Nearly two months ago, Toronto was devastated by a horrific attack. On April 23rd, a lone terrorist plowed a rental van through a sidewalk in North York, killing ten people and injuring 16 others. It was declared the worst mass killing in recent Canadian history.
Yesterday, the North York Centre unveiled a massive art installation honouring and commemorating the victims of the deadly van attack. The display, initiated by quilter Berene Campbell and supported by North York Arts and North York Centre, features a series of brightly coloured banners, "stitched with messages of hope, peace and love."
The art installation has been named the Toronto Love Project and will be on display in the centre until September 8th. The centre is just steps away from the scene of the van attack, where a sprawling makeshift memorial for the victims still stands.
The mesmerizing colourful banners hang just below the glass skylight, allowing the sun to shine directly into the building. The installation intends to "counter the hate and sadness of the attack."

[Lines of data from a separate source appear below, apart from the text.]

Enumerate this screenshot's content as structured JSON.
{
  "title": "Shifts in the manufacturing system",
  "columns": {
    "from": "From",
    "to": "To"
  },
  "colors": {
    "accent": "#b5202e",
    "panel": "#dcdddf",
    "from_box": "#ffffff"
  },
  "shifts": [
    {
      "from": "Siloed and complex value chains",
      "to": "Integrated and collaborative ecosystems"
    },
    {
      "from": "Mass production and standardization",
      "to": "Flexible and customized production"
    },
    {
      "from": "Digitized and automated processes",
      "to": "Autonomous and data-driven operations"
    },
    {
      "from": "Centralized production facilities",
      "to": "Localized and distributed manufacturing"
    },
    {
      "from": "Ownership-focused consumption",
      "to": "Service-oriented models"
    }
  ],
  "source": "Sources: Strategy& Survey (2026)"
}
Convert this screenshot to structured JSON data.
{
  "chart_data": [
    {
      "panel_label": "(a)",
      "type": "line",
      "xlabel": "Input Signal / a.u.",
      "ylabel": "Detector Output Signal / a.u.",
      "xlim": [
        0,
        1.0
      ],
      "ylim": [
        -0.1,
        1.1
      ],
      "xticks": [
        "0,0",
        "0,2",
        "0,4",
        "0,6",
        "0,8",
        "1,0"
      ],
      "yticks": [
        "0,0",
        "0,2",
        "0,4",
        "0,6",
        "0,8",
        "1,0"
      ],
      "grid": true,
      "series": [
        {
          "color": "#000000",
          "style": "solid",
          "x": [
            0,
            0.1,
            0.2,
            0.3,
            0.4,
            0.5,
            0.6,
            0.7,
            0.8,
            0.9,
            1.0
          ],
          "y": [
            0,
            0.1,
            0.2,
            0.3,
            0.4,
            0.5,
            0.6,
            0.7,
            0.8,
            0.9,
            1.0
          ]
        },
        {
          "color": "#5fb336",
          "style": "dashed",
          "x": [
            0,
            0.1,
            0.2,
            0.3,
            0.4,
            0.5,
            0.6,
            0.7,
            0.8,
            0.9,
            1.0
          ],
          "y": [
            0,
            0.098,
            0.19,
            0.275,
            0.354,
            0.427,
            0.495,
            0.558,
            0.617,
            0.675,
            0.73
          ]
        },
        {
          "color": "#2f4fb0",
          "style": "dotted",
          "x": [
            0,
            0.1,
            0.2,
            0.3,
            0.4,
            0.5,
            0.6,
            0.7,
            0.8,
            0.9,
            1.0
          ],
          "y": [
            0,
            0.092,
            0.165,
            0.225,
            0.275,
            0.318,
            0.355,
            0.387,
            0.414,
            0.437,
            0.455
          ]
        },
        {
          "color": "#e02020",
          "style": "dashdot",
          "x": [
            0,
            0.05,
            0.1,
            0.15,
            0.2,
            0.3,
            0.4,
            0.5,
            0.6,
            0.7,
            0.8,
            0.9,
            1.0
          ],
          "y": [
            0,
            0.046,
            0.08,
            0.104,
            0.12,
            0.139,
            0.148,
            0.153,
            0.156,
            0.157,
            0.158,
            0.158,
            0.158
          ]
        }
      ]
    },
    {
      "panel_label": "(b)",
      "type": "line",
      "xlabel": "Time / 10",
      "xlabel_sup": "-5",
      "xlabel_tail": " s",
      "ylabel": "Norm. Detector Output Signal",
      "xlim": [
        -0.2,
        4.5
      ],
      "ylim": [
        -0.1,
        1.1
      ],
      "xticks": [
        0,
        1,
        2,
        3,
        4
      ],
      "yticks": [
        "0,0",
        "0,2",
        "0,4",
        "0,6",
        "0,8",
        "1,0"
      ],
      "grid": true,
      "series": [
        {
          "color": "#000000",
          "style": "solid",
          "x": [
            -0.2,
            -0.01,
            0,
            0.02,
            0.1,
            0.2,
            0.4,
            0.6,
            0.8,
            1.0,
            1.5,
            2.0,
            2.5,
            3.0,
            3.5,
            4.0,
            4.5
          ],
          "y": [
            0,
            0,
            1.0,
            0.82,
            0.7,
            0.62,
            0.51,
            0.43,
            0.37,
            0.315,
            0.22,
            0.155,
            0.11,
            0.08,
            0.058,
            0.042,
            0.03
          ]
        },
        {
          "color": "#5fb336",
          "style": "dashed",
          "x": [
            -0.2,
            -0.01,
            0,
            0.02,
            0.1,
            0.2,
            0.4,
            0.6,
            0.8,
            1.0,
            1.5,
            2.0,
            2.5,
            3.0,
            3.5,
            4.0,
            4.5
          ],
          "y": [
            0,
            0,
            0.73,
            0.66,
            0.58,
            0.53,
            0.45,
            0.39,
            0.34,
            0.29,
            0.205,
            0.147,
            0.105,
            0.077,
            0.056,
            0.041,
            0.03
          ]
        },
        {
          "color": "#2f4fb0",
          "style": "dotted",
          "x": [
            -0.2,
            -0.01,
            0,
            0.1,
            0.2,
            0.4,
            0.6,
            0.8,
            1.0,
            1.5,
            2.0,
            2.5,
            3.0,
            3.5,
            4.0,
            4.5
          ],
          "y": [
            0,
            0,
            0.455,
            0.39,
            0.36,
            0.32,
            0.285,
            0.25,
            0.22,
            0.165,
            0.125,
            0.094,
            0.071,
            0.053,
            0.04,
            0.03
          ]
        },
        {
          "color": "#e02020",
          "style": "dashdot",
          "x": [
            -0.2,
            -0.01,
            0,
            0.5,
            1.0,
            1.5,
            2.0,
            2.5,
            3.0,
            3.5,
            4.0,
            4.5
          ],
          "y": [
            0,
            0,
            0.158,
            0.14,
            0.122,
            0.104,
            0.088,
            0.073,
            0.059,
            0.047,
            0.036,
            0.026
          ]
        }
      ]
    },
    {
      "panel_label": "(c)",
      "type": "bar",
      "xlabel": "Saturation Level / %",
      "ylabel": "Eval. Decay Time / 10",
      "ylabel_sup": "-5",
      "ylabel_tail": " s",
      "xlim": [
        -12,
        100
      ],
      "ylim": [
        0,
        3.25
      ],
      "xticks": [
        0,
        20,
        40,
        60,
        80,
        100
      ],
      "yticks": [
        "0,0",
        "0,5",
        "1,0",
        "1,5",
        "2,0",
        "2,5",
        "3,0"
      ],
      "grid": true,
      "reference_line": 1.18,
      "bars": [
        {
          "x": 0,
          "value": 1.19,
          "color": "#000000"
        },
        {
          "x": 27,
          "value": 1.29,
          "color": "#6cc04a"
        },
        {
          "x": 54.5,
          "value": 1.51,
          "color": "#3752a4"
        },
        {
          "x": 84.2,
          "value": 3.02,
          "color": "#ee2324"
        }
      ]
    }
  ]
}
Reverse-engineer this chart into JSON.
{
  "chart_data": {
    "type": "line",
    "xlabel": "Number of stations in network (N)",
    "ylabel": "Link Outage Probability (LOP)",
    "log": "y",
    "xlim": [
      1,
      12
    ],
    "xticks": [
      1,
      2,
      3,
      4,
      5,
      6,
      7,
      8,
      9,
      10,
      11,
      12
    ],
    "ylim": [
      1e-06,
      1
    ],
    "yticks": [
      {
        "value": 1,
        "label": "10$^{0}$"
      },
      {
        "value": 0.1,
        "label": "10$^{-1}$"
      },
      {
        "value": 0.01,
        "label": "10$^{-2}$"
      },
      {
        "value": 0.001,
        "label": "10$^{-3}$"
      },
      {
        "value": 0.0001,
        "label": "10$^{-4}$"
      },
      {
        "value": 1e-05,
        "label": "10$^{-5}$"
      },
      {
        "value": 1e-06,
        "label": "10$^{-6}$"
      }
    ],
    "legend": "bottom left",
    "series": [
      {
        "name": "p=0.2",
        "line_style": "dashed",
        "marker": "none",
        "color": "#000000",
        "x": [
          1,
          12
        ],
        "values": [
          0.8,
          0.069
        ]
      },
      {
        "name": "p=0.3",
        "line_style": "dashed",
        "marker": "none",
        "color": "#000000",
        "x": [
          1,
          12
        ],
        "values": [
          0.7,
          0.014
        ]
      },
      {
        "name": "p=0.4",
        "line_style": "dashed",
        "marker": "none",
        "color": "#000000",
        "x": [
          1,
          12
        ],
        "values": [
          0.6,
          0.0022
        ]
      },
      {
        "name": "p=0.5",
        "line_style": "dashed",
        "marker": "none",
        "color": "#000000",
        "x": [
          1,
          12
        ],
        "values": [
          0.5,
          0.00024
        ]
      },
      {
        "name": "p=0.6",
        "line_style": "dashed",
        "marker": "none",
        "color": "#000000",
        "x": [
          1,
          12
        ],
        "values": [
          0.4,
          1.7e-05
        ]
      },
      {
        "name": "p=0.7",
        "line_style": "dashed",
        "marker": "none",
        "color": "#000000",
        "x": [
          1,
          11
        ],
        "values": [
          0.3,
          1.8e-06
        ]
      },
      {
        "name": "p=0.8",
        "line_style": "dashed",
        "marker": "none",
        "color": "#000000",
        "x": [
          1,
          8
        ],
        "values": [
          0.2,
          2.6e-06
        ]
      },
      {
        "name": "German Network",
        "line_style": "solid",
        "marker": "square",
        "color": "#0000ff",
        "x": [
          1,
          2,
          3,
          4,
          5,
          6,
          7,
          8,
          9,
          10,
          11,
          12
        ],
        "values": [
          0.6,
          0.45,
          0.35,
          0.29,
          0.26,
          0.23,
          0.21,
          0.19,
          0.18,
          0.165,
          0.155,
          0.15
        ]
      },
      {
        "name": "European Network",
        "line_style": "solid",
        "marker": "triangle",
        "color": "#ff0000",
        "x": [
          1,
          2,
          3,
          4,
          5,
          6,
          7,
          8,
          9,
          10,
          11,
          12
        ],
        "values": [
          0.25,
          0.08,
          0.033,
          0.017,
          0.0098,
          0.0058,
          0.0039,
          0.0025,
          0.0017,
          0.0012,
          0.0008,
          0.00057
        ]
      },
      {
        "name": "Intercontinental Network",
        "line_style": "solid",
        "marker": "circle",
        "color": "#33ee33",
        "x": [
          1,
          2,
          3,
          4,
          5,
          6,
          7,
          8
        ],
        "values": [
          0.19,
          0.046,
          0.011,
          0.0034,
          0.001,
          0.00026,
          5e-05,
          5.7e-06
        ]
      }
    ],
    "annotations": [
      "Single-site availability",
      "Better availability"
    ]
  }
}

The banners were created by a community of quilters from around the world. The creators of the project said that they received "71 banners, most of them are from Canada (Vancouver to New Brunswick), with some sent from the USA and Australia."
Two men and eight women lost their lives in the tragic attack. The city of Toronto managed to collectively raise over $1 million for the victims' families, with donations from major corporations, professional sports teams, and organizations from all over the country.
The Toronto Police Service has charged 25-year-old Alek Minassian with 10 counts of first-degree murder and 16 counts of attempted murder. He is scheduled to appear in court on September 14th.